Biografi Bediüzzaman Said Nursi | Biografi Bediüzzaman Said Nursi | 75
(1-144)
Contohnya, beliau mendiktekan risalah “al-Hasyr” (Pengumpulan di padang Mahsyar) ketika beliau pulang pergi melalui tepian danau Barla. Beliau mengulang-ulang ayat berikut empat puluh kali:
“Maka perhatikanlah bekas-bekas rahmat Allah, bagaimana Allah menghidupkan bumi yang sudah mati. Sesungguhnya (Tuhan yang berkuasa seperti) demikian benar-benar (berkuasa) menghidupkan orang-orang yang telah mati. Dan Dia Maha Kuasa atas segala sesuatu” (Surat ar-Rum 50).

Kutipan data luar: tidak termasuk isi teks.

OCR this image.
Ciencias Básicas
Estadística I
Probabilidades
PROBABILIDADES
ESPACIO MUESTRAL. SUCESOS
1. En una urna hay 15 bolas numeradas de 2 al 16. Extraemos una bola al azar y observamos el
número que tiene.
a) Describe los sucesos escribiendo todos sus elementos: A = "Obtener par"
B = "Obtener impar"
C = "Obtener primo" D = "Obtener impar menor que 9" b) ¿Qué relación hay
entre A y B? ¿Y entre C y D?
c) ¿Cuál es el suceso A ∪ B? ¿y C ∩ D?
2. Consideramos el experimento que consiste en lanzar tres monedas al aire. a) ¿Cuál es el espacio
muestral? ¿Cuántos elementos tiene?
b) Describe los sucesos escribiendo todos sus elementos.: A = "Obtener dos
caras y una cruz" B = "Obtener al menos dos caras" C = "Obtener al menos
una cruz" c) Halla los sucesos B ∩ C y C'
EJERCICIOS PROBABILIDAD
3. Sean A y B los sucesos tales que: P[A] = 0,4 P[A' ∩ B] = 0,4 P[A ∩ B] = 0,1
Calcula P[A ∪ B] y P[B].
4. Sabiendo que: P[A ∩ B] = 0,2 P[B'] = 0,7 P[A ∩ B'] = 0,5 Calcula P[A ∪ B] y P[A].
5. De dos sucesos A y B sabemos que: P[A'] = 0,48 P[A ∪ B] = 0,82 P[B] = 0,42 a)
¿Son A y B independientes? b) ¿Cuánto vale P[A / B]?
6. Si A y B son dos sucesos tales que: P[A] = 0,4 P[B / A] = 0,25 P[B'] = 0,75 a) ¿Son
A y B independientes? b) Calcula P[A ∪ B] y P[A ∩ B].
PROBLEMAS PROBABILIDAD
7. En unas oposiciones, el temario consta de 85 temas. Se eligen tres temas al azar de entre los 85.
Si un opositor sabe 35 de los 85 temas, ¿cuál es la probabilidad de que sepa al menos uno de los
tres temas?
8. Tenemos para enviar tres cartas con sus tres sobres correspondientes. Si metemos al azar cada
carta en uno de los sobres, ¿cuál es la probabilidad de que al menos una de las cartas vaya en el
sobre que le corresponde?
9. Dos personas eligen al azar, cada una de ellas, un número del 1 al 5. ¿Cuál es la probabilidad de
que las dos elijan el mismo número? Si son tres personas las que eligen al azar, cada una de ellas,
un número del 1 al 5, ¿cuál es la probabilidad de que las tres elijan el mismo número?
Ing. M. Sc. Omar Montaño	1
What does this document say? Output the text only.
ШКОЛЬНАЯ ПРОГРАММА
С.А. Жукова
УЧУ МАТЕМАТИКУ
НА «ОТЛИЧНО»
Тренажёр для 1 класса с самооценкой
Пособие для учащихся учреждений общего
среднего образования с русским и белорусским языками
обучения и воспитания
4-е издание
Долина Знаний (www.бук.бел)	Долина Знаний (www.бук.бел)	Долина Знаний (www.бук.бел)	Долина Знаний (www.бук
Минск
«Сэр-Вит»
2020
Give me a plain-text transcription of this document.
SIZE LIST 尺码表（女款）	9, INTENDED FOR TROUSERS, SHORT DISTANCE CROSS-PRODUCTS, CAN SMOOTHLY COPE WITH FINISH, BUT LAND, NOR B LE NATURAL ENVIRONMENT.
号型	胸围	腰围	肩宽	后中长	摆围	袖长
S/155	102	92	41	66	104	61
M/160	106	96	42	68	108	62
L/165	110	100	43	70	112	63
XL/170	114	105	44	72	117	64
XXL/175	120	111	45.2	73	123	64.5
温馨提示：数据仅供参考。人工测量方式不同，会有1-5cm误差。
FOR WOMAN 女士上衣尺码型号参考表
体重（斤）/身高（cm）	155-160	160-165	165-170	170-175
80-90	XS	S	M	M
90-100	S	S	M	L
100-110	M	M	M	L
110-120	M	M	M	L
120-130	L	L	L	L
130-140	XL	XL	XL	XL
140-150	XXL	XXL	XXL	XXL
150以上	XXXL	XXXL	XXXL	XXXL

Ia adalah risalah yang sangat berharga sekali karena membuktikan pengumpulan di padang Mahsyar dengan bukti-bukti fitrah yang dibenarkan dan diterima oleh semua orang.
Adapun mengenai risalah “al-Mukjizat al-Ahamdiyah” (Mukjizat Muhammad), beliau telah mendiktekannya kepada beberapa muridnya selama tiga atau empat hari di padang rumput pergunungan dan taman-taman selama kira-kira dua atau tiga jam per hari. Hasilnya, tiga ratus halaman lebih mengenai mukjizat Rasulullah (s.a.w) serta nukilan dan riwayat-riwayat lain mengenainya. Semua itu tanpa merujuk kepada bahan rujukan. (67)
Oleh sebab itu, Ustadz menganggap risalah itu sebagai kurnia dan kenikmatan Ilahi, serta kebaikan dan keutamaan dariNya. Karena cara penulisan beliau tiada lain hanyalah dengan memperhatikan ayat al-Quran dengan berwasilah dan merendah diri kepada Allah Yang Maha Tinggi lagi Maha Kuasa serta memohon kepadaNya supaya membuka mata hatinya, maka begitu hatinya terbuka dalam suatu masalah, beliau segera mendiktekannya dengan kecepatan yang tinggi sehingga para penulis hampir tidak bisa mengejarnya. Dan Ustadz sering menegaskan agar supaya tidak menghubungkan risalah-risalah tersebut dengan kepribadiannya sehingga merendahkan nilainya, karena manusia mempunyai banyak kesalahan dan cacat cela yang telah ditutupi oleh Allah. Kata beliau: “Kebebasan orang-orang yang sesat dan melampaui batas adalah mengajar penulis buku yang tidak memenuhi tujuan mereka. Oleh kerana itu, risalah-risalah yang terikat dengan bintang langit al-Quran tidak seharusnya dihubungkan dengan sandaran yang banyak salah seperti saya yang bisa disanggah, dikritik dan bisa jatuh”.(68)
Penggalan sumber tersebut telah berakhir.